Setiap keluarga cabang berdiri dari mereka yang memiliki darah langsung garis utama, tapi kalah dalam perebutan posisi Patriark. Tak sedikit dari keluarga cabang itu yang menyimpan rasa tidak puas pada garis utama.

“...Para Guardian yang bertugas menegakkan hukum keluarga,” gumam Gilead dengan senyum getir.

Para Guardian Lionheart tidak hanya melarang segala bentuk perebutan dinasti, tapi juga menekan siapa pun yang berani memberontak.

“Terima kasih atas sarannya. Mengenai adopsi… kupikir itu gagasan yang menarik,” jawab Gilead akhirnya.

Sejujurnya, anak itu memang begitu luar biasa sampai Gilead berharap Eugene adalah putranya sendiri. Selain itu, baginya adopsi tampak lebih baik juga untuk masa depan Eugene.

Kalau Eugene hanya kembali ke Gidol… ada kemungkinan keluarga-keluarga yang berniat memberontak mencoba menghubunginya. Dan bila itu terjadi, anak berbakat luar biasa itu bahkan bisa saja diculik demi memanfaatkan kemampuannya.

‘...Kalau dia berada di sisiku… ia juga bisa jadi motivasi besar untuk anak-anakku.’

Semakin ia memikirkannya, semakin menarik ide itu. Dan betapa menakjubkannya nanti saat bakat Eugene benar-benar mekar sepenuhnya di masa depan?

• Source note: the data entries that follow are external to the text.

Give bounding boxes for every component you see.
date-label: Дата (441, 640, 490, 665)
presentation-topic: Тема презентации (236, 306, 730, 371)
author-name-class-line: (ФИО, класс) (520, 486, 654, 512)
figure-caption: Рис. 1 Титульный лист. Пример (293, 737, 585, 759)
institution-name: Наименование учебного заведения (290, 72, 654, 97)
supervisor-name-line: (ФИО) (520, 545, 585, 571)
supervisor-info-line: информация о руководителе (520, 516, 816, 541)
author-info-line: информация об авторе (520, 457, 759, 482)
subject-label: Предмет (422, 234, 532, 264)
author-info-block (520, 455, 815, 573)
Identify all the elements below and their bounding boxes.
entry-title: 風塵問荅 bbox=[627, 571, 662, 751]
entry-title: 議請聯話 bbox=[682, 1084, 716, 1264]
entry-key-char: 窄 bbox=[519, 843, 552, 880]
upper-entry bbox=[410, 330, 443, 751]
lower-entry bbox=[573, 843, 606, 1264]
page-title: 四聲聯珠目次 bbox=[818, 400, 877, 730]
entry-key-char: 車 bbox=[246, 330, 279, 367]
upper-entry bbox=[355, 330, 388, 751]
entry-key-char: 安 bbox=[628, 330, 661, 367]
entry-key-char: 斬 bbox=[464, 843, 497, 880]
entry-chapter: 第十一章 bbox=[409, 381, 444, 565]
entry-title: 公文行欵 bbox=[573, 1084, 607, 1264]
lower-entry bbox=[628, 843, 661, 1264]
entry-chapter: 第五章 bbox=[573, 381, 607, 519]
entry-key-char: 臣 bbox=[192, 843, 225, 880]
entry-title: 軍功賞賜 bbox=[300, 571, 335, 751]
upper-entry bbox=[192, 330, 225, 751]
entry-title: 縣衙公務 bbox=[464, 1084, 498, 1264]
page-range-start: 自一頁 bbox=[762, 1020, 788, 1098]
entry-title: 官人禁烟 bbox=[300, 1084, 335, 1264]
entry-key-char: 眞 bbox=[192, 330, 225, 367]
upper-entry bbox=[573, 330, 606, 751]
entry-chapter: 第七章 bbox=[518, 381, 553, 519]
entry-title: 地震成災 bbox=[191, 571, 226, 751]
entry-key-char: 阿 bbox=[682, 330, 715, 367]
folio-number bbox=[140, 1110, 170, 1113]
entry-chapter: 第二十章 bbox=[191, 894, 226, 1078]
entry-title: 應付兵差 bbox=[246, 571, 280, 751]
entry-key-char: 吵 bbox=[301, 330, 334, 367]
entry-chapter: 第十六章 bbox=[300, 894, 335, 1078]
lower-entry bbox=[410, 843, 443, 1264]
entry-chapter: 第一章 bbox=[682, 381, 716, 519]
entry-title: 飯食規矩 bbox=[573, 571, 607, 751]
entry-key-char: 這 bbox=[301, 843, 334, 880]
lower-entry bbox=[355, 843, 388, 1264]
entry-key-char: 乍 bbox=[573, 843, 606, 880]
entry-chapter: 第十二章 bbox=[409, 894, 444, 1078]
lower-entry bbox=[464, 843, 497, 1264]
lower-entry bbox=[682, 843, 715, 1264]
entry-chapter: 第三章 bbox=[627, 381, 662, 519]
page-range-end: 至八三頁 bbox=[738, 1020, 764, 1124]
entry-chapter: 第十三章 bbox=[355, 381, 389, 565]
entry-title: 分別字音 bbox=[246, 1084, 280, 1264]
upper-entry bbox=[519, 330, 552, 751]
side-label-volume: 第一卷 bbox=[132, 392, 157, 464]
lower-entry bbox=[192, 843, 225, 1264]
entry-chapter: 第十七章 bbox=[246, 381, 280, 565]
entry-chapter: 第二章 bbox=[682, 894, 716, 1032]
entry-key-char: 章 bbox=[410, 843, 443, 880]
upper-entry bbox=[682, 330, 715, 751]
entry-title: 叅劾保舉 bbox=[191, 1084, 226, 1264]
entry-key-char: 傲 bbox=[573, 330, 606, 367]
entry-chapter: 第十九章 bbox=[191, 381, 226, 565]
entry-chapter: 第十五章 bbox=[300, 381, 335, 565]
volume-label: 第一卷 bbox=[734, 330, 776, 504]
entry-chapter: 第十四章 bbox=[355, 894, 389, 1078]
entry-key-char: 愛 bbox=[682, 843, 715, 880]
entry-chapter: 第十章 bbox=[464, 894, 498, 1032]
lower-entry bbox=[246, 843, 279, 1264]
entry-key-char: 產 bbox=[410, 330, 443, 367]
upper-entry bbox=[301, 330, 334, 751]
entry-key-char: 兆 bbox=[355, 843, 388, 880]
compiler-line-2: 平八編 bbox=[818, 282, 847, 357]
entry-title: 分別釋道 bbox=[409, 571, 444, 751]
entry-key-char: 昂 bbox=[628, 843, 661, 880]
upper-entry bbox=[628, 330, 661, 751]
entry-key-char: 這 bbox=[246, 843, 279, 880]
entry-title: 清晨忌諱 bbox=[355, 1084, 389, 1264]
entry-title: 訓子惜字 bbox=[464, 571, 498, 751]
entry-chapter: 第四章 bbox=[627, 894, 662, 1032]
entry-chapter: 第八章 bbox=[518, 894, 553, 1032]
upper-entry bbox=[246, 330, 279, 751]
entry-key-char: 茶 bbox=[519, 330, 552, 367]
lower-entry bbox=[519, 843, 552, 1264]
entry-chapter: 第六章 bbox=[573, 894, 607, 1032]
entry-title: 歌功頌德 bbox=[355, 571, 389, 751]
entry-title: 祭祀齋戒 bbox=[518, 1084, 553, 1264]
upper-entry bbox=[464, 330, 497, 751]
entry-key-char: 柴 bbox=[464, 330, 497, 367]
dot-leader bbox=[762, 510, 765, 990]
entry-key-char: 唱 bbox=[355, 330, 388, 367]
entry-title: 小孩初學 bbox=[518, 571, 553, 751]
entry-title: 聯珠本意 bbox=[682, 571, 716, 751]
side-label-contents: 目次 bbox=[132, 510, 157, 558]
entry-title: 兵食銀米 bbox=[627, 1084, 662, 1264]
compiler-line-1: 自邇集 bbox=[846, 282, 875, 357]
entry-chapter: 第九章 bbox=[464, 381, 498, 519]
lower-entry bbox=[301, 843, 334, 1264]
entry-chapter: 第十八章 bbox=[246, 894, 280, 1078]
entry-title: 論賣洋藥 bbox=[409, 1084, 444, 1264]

Jika saat itu Eugene masih jauh melampaui anak-anak garis utama, maka….

Bukan hanya keluarga utama yang diuntungkan, tapi seluruh Lionheart akan mendapat kehormatan.

“...Yah, tapi sebelum itu, kita harus rayakan dulu,” gumam Gilead sambil menoleh.

Labirin dan gua yang menghubungkannya sudah lenyap. Anak-anak menatap sekeliling dengan wajah bingung, belum memahami keadaan mereka.

“...Haaagh!” Gargith, yang tadinya tergeletak di lantai, melompat bangun dengan terengah.

Setelah pertarungannya melawan troll, ia sempat menuju pusat labirin, tapi tenaganya habis di jalan dan ia akhirnya pingsan. Namun kini, setelah sihir menghilang, semua luka di tubuhnya pun lenyap.

“Apa yang terjadi dengan bos monster itu?” tanya Gargith.

“Sudah mati,” jawab Dezra dengan nada sinis, menatap Gargith dengan tatapan jijik.

“Siapa yang membunuhnya?” tanya Gargith lagi.

“Aku,” jawab Eugene dengan senyum lebar.